Nowhere is this more apparent than at German watchmaker A Lange & Söhne, whose timepieces epitomise the fine tenets of haute horlogerie. True to its German heritage, the watchmaker lavishes an inordinate amount of attention and time on every timepiece it produces. This begins at the conceptualisation process, where it can spend years on research and development on its high complication and ‘simpler’ timepieces. The process of production, assembling and polishing is not straightforward either: each component, whether it can be seen or not, is polished and finished to exacting standards. A Lange & Söhne is also renowned for another technique called double assembly, where it disassembles and reassembles a movement to ensure utmost accuracy.
In order to truly understand what goes into the making of its watches, we were invited to the biannual A Lange & Söhne Connoisseur’s Akademie in Como Point Yamu, Phuket. Once every couple of years, the Saxon watchmaker jets its clients and press members to a luxury resort for a mini holiday – oops, sorry, for a brand immersion via educational workshops to find out what goes into making an A Lange & Söhne timepiece and why it commands the prices, value and respect it does.

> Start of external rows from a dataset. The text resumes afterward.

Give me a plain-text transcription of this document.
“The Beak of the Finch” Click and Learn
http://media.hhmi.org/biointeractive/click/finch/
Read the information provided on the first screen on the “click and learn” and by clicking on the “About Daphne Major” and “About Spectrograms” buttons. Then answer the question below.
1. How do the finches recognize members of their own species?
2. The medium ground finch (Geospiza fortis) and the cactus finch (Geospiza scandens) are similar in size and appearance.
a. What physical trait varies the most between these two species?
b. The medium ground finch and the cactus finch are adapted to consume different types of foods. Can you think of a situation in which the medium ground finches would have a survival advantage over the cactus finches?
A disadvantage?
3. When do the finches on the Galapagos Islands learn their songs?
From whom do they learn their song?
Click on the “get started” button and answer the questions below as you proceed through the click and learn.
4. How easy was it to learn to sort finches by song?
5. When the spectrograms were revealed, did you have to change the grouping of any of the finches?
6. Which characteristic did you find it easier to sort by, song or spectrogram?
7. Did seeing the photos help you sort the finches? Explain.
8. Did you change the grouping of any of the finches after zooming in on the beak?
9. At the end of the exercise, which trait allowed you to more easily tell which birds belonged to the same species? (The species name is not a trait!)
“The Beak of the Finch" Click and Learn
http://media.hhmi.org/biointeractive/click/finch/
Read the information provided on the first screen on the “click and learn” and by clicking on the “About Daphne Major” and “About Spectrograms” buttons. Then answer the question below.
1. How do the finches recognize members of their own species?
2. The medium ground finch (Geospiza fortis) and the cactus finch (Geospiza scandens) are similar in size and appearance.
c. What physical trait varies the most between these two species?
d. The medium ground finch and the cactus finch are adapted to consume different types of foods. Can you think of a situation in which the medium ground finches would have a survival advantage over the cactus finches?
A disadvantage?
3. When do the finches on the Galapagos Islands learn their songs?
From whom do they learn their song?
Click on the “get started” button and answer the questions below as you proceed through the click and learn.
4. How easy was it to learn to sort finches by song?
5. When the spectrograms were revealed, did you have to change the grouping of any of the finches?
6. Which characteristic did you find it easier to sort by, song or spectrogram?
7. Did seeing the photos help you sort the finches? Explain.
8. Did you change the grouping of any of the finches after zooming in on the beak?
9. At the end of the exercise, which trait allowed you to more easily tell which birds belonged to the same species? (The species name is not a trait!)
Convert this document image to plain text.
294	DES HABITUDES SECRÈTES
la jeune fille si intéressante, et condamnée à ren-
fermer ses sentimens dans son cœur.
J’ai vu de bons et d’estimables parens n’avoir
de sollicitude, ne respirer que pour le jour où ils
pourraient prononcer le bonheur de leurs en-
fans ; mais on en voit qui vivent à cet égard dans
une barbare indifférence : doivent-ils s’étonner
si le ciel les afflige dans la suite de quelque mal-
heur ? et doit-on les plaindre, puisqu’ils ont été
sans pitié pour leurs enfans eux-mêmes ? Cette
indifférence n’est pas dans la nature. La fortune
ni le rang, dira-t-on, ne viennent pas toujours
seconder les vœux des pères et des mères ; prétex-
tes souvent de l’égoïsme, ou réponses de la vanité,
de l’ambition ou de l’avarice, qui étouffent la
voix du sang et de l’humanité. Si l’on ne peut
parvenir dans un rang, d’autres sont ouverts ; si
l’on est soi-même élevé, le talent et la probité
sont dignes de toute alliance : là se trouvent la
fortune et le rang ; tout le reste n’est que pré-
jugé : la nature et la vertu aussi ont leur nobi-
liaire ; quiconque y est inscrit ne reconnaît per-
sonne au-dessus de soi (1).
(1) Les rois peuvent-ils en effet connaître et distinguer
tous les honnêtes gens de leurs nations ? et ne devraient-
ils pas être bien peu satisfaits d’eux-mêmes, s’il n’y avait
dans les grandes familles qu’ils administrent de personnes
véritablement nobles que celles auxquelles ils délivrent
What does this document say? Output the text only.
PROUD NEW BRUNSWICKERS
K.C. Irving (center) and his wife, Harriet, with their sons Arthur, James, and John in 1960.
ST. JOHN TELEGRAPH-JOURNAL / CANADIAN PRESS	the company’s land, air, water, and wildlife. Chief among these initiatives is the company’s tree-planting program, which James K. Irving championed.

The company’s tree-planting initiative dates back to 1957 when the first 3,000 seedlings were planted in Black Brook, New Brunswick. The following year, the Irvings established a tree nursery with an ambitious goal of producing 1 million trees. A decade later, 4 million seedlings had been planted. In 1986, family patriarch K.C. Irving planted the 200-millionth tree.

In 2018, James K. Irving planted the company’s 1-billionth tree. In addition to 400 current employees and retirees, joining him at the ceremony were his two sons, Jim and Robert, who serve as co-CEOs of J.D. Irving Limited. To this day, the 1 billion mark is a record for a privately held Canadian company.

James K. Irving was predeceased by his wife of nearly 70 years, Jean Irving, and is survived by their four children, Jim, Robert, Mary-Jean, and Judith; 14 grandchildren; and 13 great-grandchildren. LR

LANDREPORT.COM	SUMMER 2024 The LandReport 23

We’re given a simple Eta 6498-1 movement to assemble, guided every step of the way by Robert Hoffman, head of A Lange & Söhne’s Zeitwerk department. There are merely 18 to 20 components that we need to precisely put into place, compared to the 400+ components in the Zeitwerk, but there’s a palpable sense of frustration (and ultimate victory) in the room – I can hear unsavoury words being uttered by some of my fellow students, and at any point in time, there are at least three hands up in the air, asking Hoffman for assistance. The task requires not just a steady hand, but also a lot of patience, dexterity, and dare I say, artistic skill.
While I managed to get my movement to tick (with lots of help, of course), the two-hour process reminded me that producing a luxury mechanical watch involves quality, precision and determination. After all, as Hoffman reminds us, if anyone could assemble a watch, we’d all be watchmakers. And we’d rather leave that to the experts at A Lange & Söhne.